Lambic Solera Part Twenty-Two: Tasting Notes Year Four and Year Five - Brain Sparging on Brewing

Latest

Sour beer, saisons, farmhouse beer, homebrewing, ramblings

December 12, 2016

Lambic Solera Part Twenty-Two: Tasting Notes Year Four and Year Five

I didn't realize I had failed to draft tasting notes on the last two bottlings of the Lambic Solera until I started organizing my notes for the bottling of Year Six in the next couple weeks. I figured I need to get these out as a separate post because the Year Six bottling post will be long in its own right. So let's get right into these.

Lambic Solera Year Four Tasting Notes

Appearance: Pretty standard lambic color a touch darker than pilsner but not quite pale ale. Lambic beer is clear with a slight haze. Carbonation bubbles are visible but very little head forms early on, quickly dissipating into a slight filmy appearance on top. Bubbles continue to drift upwards at a lazy pace.

Aroma: Lemony lactic acid, hay, earthy, barnyard with an undercurrent of honey. Overall standard expectations for lambic but the lemon is more prominent in the aroma than any commercial lambic I have tried. 

Flavor: Lemon, hay, barnyard come right up front. A lot of subtle flavors add tremendous complexity to the beer. Honey, earthy, musty, pineapple, graininess, milky lactic acid, pie crust, old wheat bread, damp forest. Lemon is prominent but integrated. Acidity is present in the flavor but enhances rather than oppresses. 

Mouthfeel: Acidity is prickly but not sharp on the tongue. Beer has moderate body for a sour beer. The flavor adds to an impression of more fullness than actually exists. With higher carbonation might be too thin. 

Overall: Hands down this is the most complex year of the lambic solera. I'm not sure what exactly caused this jump from pretty good Year Three to incredible Year Four. There's so much complexity to the beer but it's so well integrated that you can keep drinking it and keep finding new things to appreciate. I'd feel comfortable putting this beer on a table with actual Belgian lambics and that's not something I say lightly. 

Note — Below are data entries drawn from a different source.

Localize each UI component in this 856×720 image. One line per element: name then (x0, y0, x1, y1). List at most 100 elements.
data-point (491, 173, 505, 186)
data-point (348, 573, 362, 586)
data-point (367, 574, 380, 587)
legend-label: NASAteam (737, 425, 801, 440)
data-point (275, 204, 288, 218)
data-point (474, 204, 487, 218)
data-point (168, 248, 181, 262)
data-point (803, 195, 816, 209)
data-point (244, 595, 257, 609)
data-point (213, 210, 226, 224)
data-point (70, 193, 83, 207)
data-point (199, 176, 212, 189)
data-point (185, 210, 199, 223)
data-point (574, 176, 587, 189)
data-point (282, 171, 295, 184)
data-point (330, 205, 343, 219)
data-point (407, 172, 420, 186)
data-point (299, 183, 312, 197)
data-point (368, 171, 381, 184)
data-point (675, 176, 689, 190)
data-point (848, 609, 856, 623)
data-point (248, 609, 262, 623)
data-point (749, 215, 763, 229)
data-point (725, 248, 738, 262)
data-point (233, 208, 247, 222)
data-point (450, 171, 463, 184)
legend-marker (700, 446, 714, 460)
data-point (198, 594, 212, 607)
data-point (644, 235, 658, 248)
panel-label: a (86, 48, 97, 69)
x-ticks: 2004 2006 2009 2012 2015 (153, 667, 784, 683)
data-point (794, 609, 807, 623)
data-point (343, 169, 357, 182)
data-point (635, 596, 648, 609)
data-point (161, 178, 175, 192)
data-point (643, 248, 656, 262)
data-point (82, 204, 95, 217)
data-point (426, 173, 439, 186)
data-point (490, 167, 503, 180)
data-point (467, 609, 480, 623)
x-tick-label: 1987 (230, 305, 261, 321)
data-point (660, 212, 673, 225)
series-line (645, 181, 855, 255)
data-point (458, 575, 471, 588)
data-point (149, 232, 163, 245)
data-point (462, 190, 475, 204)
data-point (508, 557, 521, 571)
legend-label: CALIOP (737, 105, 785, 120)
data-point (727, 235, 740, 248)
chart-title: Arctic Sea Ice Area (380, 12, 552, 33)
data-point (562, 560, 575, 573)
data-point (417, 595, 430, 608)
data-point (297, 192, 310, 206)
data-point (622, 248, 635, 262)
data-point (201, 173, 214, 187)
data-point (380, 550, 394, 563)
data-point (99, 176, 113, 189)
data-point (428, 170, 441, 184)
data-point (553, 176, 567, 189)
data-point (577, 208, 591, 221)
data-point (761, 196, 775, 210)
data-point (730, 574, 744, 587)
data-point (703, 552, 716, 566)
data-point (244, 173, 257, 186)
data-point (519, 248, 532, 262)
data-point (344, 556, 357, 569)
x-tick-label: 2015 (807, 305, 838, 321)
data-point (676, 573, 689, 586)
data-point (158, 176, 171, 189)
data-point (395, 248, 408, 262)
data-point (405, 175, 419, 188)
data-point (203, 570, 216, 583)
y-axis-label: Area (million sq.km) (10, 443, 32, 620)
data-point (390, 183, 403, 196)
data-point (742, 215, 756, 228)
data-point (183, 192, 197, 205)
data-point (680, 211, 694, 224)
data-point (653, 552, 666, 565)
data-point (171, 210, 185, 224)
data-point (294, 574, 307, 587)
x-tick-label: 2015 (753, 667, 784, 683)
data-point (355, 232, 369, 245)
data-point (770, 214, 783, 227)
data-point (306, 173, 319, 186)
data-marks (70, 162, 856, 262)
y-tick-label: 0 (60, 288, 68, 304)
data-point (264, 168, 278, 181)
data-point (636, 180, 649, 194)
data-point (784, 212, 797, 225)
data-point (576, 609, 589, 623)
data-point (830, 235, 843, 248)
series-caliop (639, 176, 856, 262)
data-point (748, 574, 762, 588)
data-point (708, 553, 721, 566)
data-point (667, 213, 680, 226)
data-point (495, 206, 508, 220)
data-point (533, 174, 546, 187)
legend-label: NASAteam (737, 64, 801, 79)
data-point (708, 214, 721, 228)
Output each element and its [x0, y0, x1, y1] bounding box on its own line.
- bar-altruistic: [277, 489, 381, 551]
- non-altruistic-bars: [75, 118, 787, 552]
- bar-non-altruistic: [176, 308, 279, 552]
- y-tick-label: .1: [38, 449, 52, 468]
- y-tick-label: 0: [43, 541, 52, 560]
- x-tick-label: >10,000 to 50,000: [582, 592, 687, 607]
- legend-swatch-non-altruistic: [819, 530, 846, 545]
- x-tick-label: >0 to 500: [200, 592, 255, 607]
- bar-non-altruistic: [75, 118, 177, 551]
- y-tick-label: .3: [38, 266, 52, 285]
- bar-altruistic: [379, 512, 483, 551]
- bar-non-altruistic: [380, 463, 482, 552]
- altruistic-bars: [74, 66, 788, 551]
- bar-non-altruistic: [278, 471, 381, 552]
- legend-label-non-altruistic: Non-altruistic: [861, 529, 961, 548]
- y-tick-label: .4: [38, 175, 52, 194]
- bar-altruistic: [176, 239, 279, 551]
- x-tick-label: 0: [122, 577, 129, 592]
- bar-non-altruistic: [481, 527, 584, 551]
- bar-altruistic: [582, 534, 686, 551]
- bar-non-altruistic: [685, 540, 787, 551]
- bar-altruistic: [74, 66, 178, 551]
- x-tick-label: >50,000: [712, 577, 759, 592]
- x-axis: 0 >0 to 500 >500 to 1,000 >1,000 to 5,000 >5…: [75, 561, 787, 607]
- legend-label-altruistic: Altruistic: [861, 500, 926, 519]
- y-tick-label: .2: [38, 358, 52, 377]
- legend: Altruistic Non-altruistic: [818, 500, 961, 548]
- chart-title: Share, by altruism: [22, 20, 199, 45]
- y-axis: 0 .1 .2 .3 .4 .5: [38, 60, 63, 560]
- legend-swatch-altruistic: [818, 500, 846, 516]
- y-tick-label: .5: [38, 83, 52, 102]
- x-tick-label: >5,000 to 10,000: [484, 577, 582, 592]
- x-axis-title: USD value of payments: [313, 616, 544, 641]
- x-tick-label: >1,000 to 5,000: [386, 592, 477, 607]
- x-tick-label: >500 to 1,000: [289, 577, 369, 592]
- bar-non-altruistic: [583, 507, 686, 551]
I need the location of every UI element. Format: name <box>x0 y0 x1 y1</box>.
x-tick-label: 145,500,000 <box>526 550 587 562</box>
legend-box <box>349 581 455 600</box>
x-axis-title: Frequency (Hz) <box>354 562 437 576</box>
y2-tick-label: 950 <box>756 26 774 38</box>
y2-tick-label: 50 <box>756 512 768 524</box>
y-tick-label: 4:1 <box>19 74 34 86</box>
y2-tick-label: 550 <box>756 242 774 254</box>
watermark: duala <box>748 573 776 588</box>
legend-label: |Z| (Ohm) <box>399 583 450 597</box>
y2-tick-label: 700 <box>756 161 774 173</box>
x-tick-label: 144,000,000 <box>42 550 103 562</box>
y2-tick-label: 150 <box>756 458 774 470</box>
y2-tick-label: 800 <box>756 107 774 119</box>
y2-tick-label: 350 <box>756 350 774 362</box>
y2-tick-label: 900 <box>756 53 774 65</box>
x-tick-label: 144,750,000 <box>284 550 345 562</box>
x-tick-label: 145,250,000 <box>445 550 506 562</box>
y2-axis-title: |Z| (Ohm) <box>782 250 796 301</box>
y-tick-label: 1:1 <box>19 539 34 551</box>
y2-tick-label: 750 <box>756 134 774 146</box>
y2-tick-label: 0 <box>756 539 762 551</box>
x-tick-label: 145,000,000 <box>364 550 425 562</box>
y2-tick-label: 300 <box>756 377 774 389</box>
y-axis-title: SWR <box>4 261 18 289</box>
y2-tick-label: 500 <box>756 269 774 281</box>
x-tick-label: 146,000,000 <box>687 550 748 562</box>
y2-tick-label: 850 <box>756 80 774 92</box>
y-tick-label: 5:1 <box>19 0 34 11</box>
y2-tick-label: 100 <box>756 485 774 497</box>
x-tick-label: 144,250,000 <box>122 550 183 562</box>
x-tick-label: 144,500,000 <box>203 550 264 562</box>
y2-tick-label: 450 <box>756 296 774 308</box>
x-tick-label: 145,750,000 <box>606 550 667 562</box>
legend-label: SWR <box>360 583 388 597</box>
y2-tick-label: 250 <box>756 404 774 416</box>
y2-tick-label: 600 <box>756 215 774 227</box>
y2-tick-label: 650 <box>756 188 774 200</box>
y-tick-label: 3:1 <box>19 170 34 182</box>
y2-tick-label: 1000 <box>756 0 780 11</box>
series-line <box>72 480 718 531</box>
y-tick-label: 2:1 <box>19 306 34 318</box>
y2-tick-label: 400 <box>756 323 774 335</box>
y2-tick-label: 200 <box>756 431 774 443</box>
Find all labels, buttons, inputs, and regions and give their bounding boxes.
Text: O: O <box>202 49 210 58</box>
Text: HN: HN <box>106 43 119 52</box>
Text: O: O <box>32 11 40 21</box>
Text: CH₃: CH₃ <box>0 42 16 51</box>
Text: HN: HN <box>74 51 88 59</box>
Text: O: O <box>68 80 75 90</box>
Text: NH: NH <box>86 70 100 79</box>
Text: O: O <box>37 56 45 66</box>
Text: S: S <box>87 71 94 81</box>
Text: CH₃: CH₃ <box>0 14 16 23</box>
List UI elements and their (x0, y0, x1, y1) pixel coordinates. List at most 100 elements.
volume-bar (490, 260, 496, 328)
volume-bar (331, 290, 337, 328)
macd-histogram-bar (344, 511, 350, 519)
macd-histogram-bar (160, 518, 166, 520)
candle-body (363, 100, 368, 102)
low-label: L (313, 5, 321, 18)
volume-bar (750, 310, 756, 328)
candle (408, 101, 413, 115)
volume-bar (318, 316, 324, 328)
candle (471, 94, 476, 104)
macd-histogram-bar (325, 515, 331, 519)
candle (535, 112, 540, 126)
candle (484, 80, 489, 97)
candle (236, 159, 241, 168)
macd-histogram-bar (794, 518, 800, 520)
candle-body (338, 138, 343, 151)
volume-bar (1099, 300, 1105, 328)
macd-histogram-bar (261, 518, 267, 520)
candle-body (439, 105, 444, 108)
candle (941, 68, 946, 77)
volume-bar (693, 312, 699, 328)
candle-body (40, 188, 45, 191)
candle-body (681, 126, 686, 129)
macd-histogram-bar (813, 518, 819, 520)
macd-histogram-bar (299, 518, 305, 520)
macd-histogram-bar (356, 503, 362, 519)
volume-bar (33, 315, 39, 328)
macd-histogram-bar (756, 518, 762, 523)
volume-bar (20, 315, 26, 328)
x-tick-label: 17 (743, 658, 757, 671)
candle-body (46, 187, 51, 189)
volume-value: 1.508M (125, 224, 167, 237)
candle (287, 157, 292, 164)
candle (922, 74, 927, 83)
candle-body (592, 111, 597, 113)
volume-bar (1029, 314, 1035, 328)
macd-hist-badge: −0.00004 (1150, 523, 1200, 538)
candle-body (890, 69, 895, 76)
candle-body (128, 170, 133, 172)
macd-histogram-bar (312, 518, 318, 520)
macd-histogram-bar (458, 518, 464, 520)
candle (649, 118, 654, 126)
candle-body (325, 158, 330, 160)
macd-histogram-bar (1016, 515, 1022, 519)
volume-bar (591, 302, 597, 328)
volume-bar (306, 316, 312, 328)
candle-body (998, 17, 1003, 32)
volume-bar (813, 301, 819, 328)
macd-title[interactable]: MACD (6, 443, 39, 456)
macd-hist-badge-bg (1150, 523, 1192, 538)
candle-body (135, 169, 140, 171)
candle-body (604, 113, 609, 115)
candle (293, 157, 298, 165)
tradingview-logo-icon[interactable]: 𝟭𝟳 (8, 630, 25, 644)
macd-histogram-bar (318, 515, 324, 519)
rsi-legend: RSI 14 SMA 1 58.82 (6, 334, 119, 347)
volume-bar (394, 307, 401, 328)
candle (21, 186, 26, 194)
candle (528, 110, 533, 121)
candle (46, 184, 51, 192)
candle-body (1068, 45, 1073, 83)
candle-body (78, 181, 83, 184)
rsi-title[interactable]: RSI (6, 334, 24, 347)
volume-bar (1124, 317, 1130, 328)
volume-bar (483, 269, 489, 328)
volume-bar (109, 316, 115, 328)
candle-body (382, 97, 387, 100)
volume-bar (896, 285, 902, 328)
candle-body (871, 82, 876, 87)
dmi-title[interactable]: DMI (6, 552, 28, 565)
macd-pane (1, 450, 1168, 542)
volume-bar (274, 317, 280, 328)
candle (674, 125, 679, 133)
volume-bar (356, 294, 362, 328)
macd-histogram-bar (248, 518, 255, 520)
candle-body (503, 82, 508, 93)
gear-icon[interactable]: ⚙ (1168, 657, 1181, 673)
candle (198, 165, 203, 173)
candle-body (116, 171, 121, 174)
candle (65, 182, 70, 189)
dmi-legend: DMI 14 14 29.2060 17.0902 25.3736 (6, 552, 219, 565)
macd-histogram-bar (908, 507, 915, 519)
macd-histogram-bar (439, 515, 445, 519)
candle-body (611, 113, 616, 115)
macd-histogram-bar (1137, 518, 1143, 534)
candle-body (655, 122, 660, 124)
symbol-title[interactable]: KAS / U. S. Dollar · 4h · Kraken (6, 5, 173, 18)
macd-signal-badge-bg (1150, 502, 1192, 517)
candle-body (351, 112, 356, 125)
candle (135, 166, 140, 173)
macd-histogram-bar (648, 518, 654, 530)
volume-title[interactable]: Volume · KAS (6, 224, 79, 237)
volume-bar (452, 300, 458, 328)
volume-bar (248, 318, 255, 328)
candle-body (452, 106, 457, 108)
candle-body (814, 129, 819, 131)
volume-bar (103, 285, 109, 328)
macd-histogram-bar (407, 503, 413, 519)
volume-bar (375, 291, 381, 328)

There must have been a perfect storm of turbid mash plus aged hops plus the balance of yeast and bacteria that created such great flavors. That lemon flavor must be a product of the aged hops (it appears again in Year Five--these are the only two bottlings with aged hops). I'm not sure if the yeast added at Year Three left behind nice flavor precursors that took a couple years to really develop or if the lack of extra saccharomyces at Year Four let brett work more magic. 

Lambic Solera Year Five Tasting Notes

Appearance: Very similar to Year Four, perhaps slightly hazier because it's a little younger.

Aroma: Lemon dominates the aroma backed up by pineapple, honey, barnyard, graininess and a little cherry pie. Definitely more honey and lemon than Year Four.

Flavor: Lemon, hay, barnyard, honey, wheat bread, earthiness. Like the aroma the lemon is far more dominate in the beer. Less complex than Year Four but similar. Tastes like a less impressive version of Year Four. Acidity is present and tangy with a touch more acetic sharpness than Year Four.

Mouthfeel: Very much the same as Year Four.

Overall: A very good beer but fails to impress as much as Year Four. The biggest let down is the absence of complexity Year Four showcases. It's a touch harsher, which may be an age issue or oxygen exposure after six years in the carboy is finally starting to be a detriment to the solera. The lemon and honey definitely drive the flavor profile. It tastes much like a lemony version of the first gueuze blending (Years One-Three) with its big honey and hay flavors.

The interesting thing here is the same turbid mash and aged hops were used in this batch but it didn't turn out the same. One major difference is Year Five received an addition of WY1214 when the wort went into the solera. (I've added fresh sacc every other year.) I wonder if the combination of turbid mash plus a big glug of fresh sacc resulted in out-competing brett for simple sugar sources. That in turn may have diminished the "right" precursors for all that complexity in Year Four. This year feels a lot more along the vein of the first three years that are wonderful beers but not quite as complex. So the question I will seek to answer with Year Six is whether another year of turbid mash and aged hops without fresh sacc will recapture the magic of Year Four or produce another very good but not quite magical Year Five.